Certamente è più comodo, sprofondati nei nostri accoglienti divani, seguire le vocianti dispute alla televisione, scorrere acriticamente il quotidiano mare di notizie sui giornali, e liquidare ciò che accade, fino alle più evidenti ingiustizie, come fatti ineluttabili, ingovernabili, assuefatti all’idea che nulla possa davvero cambiare, e che in fondo nessuno abbia una reale possibilità di intervento.

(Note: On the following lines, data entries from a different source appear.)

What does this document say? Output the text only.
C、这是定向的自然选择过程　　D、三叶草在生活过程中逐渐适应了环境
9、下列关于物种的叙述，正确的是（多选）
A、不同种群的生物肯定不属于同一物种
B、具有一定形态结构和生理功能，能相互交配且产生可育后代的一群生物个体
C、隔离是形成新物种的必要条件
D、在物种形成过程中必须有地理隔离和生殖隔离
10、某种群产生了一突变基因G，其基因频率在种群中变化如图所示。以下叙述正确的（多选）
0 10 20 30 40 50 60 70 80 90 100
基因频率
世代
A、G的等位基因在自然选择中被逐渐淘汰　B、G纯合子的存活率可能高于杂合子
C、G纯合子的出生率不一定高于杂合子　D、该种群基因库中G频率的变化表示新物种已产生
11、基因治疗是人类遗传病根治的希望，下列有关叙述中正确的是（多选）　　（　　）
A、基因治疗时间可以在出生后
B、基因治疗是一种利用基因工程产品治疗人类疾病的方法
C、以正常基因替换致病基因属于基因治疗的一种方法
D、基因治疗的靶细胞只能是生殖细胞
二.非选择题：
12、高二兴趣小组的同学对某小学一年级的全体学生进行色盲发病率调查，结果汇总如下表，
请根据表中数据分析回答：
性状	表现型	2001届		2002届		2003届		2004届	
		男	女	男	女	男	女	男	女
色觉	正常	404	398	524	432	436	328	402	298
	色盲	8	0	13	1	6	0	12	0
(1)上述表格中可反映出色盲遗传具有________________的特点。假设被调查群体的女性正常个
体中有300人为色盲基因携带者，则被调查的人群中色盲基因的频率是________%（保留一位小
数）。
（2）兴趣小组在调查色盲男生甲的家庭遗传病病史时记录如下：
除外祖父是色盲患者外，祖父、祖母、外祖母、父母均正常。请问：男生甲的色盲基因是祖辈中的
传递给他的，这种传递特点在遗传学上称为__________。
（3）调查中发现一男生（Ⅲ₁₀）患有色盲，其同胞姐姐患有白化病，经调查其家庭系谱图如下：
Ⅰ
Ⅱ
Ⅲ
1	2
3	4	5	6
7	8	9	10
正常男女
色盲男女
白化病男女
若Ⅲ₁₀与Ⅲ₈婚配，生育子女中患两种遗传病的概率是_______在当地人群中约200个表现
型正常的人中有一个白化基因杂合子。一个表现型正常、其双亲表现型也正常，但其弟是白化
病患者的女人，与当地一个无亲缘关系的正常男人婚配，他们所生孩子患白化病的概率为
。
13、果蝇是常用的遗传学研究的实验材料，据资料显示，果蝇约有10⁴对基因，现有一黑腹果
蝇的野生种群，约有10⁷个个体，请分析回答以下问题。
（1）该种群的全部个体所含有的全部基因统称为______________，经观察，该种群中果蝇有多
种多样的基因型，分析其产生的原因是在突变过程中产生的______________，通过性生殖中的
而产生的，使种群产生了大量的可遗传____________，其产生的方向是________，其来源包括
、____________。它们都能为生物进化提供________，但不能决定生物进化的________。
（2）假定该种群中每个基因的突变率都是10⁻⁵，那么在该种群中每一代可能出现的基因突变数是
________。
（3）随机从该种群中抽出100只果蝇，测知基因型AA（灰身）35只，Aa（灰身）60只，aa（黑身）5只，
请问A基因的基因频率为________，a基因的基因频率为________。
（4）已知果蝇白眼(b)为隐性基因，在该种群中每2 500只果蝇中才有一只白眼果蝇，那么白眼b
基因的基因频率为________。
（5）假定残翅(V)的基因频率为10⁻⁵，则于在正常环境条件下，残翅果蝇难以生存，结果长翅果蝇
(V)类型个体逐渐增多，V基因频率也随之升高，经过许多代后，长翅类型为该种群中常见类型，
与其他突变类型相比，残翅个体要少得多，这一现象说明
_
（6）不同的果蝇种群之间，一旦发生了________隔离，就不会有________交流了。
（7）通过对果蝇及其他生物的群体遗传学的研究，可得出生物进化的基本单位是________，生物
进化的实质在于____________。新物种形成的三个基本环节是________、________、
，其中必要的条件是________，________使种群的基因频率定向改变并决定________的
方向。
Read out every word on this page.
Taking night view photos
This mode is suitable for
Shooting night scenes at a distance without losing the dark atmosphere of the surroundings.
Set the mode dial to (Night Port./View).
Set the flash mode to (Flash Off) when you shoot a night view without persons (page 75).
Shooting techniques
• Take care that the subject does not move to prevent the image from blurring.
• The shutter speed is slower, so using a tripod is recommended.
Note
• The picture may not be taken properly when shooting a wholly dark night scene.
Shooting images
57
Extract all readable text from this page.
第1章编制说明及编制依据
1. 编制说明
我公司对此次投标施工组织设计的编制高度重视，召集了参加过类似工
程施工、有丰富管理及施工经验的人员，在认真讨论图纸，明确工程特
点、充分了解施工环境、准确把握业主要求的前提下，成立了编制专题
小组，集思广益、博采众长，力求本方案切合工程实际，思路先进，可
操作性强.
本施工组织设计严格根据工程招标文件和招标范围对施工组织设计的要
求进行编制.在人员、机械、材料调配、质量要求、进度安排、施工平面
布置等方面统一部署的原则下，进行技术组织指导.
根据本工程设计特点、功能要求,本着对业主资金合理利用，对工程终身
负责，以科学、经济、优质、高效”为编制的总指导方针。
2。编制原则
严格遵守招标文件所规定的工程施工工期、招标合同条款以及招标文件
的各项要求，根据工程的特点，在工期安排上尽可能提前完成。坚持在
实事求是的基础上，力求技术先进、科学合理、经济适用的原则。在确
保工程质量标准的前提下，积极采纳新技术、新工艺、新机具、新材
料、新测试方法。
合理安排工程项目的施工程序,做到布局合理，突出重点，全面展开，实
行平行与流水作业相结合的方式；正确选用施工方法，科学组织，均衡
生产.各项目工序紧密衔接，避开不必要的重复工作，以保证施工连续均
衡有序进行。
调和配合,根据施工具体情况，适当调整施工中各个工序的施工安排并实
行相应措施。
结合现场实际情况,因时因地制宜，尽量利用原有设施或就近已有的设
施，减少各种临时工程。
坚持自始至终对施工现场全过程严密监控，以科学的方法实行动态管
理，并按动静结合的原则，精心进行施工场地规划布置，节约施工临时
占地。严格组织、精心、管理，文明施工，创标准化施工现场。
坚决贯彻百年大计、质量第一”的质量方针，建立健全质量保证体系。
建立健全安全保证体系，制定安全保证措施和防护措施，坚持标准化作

Peppe Mariani invece non si è lasciato sopraffare da questo pericoloso fatalismo, non ha rinunciato a una propria visione della cosa pubblica e dell’impegno personale, e ha deciso di dare spazio e voce ai propri sogni, riuscendo a rappresentare oggi uno dei sempre più rari esempi positivi di persona che vive l’impegno civile come una autentica passione. Senza rimanere imprigionato nell’utopia, e mosso da un profondo anelito di giustizia ma anche da un lucido senso di concretezza, ha interpretato e interpreta la politica come privilegiato strumento di crescita della società nella convinzione che, come ci ricorda ancora oggi Luigi Di Liegro, “non si può amare a distanza, restando fuori dalla mischia, senza sporcarsi le mani, ma soprattutto non si può amare senza condividere”.